A core advantage of the proposed method is its intrinsic interpretability, enabling full traceability of assessment decisions. Unlike black-box models where predictions are opaque, our construct-level architecture allows stakeholders to audit exactly which factors differentiate high-potential candidates from others. In the previous example for the construct weights, values of 0.4 Professional Cognitive, 0.1 Leadership Disposition, and 0.5 Observed Leadership yield strong separation. In such a configuration, if a candidate scores highly, the system reveals that 50% of that score derives from Observed Leadership behaviors (e.g., gaze stability, head motion), providing actionable feedback rather than a binary reject/hire decision. This transparency supports responsible AI deployment by allowing bias detection, construct validation, and human-in-the-loop verification, aligning with best practices for high-stakes personnel selection.

We estimated the method’s robustness under label scarcity with only five top candidates. So, for five candidates, traditional cross-validation is insufficient. We instead used Leave-One-Top-Out (LOTO) analysis; in each iteration, one top candidate was removed from the top group and evaluated separately against the distribution of non-top candidates using the top potential score. The results presented in Table 4 reveal that all five top candidates regularly outperform the non-top mean. The non-top candidate dominates the observed effect, demonstrating that the separation is not based on a single sample. This investigation provides strong evidence of robustness despite extreme label scarcity.

To confirm statistical significance without relying on distributional assumptions, we ran a permutation test with 10,000 iterations.
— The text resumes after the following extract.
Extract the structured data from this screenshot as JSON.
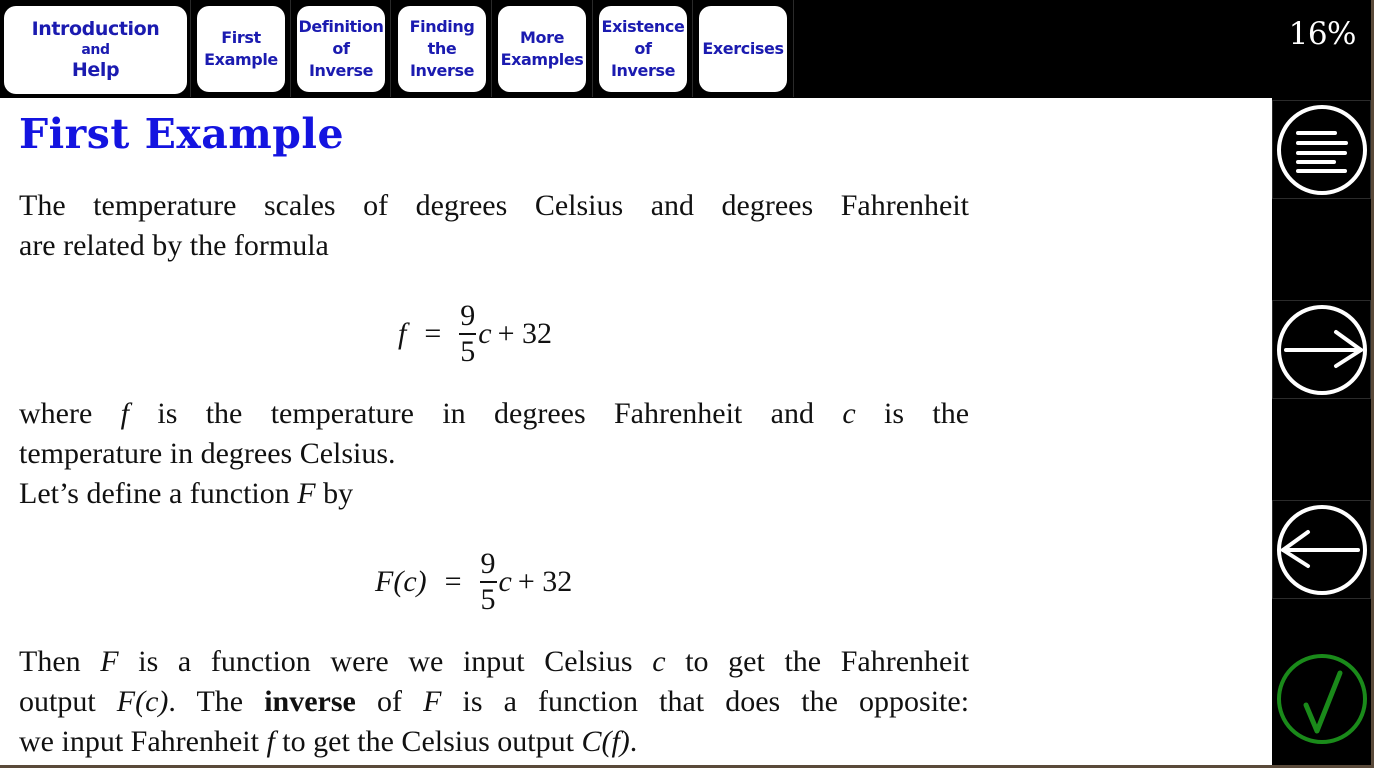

Candidate scores were randomly assigned to top and non-top groups while maintaining group sizes. The observed mean difference in Top Potential Score was compared with the null distribution. The observed difference was at the extreme tail of the permutation distribution, with a permutation p-value of around 0.0002. This demonstrates that the observed separation is extremely unlikely to arise by chance and is not a result of the limited sample size.

Given the scarcity of labels (N = 5 top candidates), we favor effect-size statistics over typical classification measurements (such as accuracy and F1-score). To eliminate distributional assumptions, we quantify group separation with Cohen’s d and nonparametric Cliff’s delta. Cohen’s d values are interpreted using conventional standards of 0.2 (small), 0.5 (middle), and 0.8 (big). The permutation test (p = 0.0002) performs distribution-free significance testing, indicating that separation is unlikely due to chance. Together, these metrics provide more relevant evidence of discriminative capacity than accuracy-based metrics would in extreme label scarcity, where classifier training is impossible.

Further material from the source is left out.